И я припомнил. Точно – есть у нее «личник», таксист, что приезжает всегда без вызова к концу работы. Обычно они у метрдотелей ресторанных, но Милка – парикмахерша модная – плющиться в метро после работы не хочет. Ну Ашотик так Ашотик, только стало мне горько, грустно и обидно даже. Вот ведь – у подружки перемены, волнения, ожидания, а у меня головняки да страхи…
– Мииил! Ну массаж-то забацай… ну в последний раз.
И мнет она меня, а я бросил тетрадь на пол и читаю. Точно – Похуйдым звонил дважды. Красивым почерком написано: «водить машину, чтоб он бухнуть мог». Два звонка от мамы. Еще какие-то неизвестные.
– Мил. Вот тут помни. И вот тут…
– Ну не подонок???
Затащил я ее, конечно, в койку. Только, думаю, напрасно – расстроил ее этим. Впрочем, пятьсот рублей «на свадьбу» вернули ей всегдашнее приподнятое настроение.
– Мил. Я телефон твой давать больше не буду, но ты позаписывай еще хотя бы с месяц, а?
– Сань! Ты ж до конца года заплатил! Я объясню Ашотику, что почем, – скажу, что мы родственники с тобой. Ведь мы же родственники?
– Все люди – родственники, и Ашот нам брат родной!
– Ты звонить-то будешь кому сегодня или нет? Уходить мне на кухню?
– Пару звоночков только, извини.
Ушла Милка на кухню, а я принялся листать тетрадь эту, наткнулся на мой старый киевский роман с балериной – Раиса мне еще полгода названивала. Разыскивала. И так мне отчего-то стало тоскливо. Наверное, мне следует уже жениться, детей родить.
– Не шумите, сорванцы! – скажет им утром супруга в цветастом фартуке. – Папа собирается на работу.

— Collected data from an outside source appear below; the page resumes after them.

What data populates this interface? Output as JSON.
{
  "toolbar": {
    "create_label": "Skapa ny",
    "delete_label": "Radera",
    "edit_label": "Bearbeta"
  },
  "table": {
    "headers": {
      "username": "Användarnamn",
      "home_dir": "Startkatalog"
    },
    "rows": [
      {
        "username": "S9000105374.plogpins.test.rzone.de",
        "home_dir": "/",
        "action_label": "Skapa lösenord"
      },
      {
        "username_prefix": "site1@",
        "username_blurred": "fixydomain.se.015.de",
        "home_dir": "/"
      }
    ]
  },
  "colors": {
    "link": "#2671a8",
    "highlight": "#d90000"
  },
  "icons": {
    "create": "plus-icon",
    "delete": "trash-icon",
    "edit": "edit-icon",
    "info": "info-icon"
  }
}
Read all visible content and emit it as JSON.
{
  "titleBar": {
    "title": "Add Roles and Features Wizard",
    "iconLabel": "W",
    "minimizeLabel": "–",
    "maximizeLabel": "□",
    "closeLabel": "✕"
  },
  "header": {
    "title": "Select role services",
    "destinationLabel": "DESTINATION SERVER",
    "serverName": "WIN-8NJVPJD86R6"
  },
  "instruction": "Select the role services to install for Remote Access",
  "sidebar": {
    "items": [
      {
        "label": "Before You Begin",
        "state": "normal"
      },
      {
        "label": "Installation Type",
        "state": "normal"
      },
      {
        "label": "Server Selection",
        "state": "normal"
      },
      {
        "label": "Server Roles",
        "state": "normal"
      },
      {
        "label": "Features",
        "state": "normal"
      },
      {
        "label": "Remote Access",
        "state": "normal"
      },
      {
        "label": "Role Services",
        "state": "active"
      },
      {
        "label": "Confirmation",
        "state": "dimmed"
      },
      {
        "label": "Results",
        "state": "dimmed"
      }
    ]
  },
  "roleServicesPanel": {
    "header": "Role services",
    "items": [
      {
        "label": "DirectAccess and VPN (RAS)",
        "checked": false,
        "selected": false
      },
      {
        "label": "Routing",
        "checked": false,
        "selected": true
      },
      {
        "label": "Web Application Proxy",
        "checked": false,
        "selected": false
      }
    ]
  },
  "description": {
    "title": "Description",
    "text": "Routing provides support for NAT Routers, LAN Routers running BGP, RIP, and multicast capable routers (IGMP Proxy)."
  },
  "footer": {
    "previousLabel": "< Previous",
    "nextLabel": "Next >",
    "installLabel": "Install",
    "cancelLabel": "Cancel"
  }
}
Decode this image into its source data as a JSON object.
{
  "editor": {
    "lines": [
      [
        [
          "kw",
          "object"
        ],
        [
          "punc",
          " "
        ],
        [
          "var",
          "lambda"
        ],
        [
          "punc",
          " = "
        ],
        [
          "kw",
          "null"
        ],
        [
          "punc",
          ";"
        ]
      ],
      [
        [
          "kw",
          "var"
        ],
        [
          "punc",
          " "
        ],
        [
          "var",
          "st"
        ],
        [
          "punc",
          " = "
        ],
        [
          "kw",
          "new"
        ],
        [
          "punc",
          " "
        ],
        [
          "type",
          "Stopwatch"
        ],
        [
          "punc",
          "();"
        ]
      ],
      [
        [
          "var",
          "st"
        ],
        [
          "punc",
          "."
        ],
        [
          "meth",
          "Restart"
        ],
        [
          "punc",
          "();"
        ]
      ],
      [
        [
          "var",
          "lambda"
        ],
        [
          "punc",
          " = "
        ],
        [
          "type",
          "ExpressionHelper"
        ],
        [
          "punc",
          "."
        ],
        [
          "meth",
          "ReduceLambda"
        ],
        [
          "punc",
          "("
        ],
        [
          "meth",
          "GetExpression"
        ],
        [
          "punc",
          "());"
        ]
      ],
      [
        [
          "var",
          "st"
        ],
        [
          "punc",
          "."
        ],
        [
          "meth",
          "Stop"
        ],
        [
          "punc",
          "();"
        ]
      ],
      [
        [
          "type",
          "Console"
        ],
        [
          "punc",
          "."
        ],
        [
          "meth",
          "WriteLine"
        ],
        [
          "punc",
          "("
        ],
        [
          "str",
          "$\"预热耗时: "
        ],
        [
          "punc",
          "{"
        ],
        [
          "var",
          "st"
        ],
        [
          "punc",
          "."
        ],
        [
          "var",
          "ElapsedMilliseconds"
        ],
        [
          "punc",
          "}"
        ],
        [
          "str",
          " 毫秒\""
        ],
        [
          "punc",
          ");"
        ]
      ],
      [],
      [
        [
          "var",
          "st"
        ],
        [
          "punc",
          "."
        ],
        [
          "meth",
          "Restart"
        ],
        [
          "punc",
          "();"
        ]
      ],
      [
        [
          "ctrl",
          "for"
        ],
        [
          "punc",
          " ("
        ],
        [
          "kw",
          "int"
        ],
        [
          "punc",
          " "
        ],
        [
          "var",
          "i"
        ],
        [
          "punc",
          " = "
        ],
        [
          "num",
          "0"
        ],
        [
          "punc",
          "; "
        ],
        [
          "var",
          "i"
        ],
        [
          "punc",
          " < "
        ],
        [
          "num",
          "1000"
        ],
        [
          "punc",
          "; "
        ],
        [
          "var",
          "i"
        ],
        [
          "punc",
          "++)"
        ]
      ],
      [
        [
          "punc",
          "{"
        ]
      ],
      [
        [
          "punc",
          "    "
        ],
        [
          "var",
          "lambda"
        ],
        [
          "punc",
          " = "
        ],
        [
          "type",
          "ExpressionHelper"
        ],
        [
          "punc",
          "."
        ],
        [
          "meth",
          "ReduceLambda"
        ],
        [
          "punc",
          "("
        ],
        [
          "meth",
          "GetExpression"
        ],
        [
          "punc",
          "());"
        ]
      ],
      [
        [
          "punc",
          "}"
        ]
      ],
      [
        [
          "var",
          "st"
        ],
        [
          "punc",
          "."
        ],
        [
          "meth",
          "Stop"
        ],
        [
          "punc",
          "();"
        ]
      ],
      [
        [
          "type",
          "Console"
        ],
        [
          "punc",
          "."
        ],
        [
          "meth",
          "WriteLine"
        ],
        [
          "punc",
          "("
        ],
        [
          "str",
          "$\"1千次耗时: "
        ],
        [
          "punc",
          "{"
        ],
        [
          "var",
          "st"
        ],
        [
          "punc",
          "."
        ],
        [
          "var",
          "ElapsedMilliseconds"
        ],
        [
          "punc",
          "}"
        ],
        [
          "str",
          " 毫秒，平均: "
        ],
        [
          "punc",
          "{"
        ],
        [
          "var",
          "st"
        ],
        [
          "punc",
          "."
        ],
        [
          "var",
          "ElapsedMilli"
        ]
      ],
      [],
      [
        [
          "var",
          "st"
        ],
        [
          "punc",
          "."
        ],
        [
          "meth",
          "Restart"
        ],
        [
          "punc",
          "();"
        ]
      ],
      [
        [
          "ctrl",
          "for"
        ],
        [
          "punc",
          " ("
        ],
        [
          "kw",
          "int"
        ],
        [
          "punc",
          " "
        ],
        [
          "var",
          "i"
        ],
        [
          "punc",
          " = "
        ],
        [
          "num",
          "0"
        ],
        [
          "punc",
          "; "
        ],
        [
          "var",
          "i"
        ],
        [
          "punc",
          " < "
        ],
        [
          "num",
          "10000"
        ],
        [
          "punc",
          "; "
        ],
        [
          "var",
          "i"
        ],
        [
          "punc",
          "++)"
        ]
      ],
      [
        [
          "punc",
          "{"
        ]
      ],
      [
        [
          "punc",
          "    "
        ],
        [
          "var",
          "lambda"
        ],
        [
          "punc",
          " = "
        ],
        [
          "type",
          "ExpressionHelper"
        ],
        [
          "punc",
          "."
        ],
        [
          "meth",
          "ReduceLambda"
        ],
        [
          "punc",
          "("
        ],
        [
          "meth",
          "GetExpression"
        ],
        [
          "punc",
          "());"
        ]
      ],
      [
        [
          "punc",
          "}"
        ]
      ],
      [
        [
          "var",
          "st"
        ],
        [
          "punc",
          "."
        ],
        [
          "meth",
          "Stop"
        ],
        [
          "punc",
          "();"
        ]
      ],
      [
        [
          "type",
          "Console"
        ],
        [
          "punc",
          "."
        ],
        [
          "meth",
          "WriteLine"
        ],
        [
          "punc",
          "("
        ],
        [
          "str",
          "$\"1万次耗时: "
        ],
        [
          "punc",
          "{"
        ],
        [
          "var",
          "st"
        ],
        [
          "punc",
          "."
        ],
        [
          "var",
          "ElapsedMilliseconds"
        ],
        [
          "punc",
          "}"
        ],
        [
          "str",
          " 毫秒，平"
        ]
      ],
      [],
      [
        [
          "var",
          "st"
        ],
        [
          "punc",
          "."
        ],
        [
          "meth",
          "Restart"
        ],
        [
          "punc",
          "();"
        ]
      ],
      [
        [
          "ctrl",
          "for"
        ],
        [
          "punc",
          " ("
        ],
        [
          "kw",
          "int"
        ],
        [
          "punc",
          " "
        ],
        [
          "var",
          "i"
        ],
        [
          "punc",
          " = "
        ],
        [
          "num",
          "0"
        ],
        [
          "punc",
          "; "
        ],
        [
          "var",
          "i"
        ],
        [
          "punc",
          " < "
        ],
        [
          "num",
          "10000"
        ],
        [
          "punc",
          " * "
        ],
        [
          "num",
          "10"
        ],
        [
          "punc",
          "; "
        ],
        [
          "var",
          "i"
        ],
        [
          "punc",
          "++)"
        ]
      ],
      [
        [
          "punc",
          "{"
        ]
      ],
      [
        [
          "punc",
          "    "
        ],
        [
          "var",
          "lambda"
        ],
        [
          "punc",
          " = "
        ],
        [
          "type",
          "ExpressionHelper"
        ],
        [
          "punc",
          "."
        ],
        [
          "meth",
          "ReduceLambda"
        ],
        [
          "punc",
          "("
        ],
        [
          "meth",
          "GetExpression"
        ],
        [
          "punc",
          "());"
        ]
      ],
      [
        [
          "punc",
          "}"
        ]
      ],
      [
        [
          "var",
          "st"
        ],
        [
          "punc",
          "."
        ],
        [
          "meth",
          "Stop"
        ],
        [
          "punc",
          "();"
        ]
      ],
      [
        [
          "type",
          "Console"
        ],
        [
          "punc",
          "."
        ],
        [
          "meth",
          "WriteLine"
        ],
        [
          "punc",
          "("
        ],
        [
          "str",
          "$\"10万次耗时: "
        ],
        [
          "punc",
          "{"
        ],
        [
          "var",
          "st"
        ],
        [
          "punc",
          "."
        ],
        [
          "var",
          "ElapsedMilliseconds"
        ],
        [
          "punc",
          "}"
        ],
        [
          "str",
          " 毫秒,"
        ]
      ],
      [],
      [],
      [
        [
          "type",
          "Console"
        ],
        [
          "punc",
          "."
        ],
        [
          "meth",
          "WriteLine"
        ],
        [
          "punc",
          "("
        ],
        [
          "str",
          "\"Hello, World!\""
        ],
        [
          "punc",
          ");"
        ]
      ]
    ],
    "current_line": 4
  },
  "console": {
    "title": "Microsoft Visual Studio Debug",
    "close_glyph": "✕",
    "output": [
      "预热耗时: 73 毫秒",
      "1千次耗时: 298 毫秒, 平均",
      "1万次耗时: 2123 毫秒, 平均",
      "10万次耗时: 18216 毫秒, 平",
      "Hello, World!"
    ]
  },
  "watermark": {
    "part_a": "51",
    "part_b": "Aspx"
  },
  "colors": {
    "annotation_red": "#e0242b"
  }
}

Но что дальше – представить никак не могу! Вижу, как в черно-белом кино – солидный дяденька в круглых роговых очках, в двубортном драповом пальто надевает шляпу, берет в руку портфель с латунными застежками и выходит из дому. На работу, как и было сказано. У подъезда его само собой «Победа» ждет служебная и стукач за рулем. Вдруг оступился – и бац! – полетел на асфальт. Очки вправо, шляпа влево, а из портфеля – карты, карты, карты россыпью… Плотоядно улыбается шофер и, послюнявив, записывает что-то химическим карандашом в блокнотик. С неподдельным интересом смотрит постовой милиционер и дворничиха…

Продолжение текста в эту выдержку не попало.